Many respondents flatly said they would not take a pay cut to save a colleague's job and went on to state why. Many others said they would take a pay cut and explained their reasons as well.

On what side of the fence would our forum members be on this issue? TC.

  Si_L 14:54 15 Oct 2008

Depends on two factors really, those being how big the cut is, and how nice the other guy is!

  Legolas 15:10 15 Oct 2008

This is a hard question. Imagine you are married with a family and by taking the pay cut they will suffer, a persons responsibility is in my opinion first and foremost to their family. This is a scenario which has been played out before, workers have taken pay cuts to save their jobs only for the company to close down anyway, there are lots of variables in this question. What side of the fence would I come down on? I can only say my backside would be sore sitting on it ;)

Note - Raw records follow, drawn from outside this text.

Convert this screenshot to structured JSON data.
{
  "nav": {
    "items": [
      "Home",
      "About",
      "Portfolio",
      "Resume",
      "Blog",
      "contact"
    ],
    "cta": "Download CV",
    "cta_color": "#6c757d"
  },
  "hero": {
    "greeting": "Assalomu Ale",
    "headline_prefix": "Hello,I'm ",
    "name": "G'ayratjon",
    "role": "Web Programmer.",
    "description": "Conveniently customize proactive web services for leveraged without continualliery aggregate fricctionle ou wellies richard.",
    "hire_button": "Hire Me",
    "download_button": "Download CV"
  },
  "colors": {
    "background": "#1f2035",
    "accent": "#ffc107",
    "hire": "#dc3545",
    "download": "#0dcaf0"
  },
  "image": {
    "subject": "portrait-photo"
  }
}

  The Brigadier 16:24 15 Oct 2008

It depends on the situation.
As CEO of my own company most staff are paid differently anyway.
It depends on qualification, time with company, location, travel etc.

  feb 18:00 15 Oct 2008

If a company can reduce staff numbers, due to lack of work or over staffing and the staff accept a reduced wage to try and secure jobs for their colleagues, the CEO may decide that he doesn't need the staff and can then pay the reduced wage!!

  The Brigadier 18:03 15 Oct 2008

Most of my staff are self-employed for tax reasons.
Once worked for a company that was registered in Sark!

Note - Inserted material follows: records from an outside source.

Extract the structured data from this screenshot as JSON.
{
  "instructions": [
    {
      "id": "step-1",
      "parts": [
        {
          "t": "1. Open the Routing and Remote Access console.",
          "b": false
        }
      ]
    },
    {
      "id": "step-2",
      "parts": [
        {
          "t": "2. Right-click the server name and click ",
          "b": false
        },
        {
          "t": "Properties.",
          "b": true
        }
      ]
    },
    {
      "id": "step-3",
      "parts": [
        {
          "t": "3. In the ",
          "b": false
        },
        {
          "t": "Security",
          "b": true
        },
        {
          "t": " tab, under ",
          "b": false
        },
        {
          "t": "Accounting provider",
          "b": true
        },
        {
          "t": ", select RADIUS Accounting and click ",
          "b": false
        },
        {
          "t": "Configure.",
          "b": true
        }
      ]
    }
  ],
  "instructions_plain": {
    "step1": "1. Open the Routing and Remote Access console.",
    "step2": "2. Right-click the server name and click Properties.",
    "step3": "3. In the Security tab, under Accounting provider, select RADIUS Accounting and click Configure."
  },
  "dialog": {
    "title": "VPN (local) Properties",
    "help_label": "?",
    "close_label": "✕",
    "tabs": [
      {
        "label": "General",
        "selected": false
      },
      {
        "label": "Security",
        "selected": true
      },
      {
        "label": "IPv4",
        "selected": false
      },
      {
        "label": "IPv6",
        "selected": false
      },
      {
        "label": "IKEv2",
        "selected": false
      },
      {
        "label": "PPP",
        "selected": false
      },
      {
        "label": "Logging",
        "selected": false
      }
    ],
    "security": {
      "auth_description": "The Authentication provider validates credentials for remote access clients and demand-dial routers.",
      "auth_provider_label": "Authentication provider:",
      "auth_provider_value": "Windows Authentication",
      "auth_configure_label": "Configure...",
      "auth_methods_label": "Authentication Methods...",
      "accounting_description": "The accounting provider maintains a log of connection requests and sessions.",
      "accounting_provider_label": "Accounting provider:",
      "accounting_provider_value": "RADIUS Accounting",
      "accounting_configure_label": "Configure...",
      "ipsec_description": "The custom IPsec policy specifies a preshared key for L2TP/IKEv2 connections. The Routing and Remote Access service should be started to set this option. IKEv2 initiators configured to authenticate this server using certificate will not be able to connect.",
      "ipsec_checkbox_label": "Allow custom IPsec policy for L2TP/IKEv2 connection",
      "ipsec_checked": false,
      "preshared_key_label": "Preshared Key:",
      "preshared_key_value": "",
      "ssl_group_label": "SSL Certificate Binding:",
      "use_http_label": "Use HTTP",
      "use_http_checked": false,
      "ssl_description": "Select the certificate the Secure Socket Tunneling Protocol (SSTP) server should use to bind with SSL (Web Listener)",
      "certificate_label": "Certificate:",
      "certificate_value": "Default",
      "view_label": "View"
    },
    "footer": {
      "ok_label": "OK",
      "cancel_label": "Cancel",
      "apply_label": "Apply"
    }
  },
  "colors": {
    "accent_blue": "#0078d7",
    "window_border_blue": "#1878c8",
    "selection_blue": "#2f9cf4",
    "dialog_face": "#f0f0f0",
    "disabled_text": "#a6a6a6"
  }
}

  Forum Editor 18:11 15 Oct 2008

If they're really self-employed they are not your staff - they're contractors, and you'll pay them whatever rate they negotiate for the job.

  TopCat® 18:31 15 Oct 2008

It was interesting to note that one respondent to the Vine show spoke about redundancies facing her company workers. The sales of their products had declined substantially and the directors had decided redundancies were the only option.

After consulting with all the workers they took a proposition up to the management. This was that everyone would take a 10% reduction in salary, including the directors, and a reduced working week to be invoked.

This was eventually agreed and ran for some months before sales picked up, whereby the normal working hours were reinstated along with the full salaries. The staff enjoyed a small bonus too as a reward for their loyalty and, best of all, no person was ever made redundant from that time to the present. TC.

  Noldi 18:55 15 Oct 2008

I would not take a real cut. If they cut the hours by the same percentage as the wage cuts then maybe.
I work in a very competitive business so I know that I have to perform to keep my job and earn my wage and the group around me and they do the same.

I can’t speak for people that do normal 9 – 5 jobs, I think that is different ball game.

Noldi

  canarieslover 18:58 15 Oct 2008

This may work in some of the better companies but there are quite a few out there where payment of the minimum wage is the norm. These companies would not be able to accept any offer of a wage cut as it would then put them in conflict with the law.

  DieSse 01:21 16 Oct 2008

I don't really understand the premise.

If there's less work to do - then a pay cut in return for less hours (ie work sharing), might be an option worth considering.

If there's the same amount of work to do, but it can be done with less staff - then it should be done with less staff - that's how companies make themselves more efficient, which is a worthwhile goal (otherwise they will lose business, and lose even more jobs!).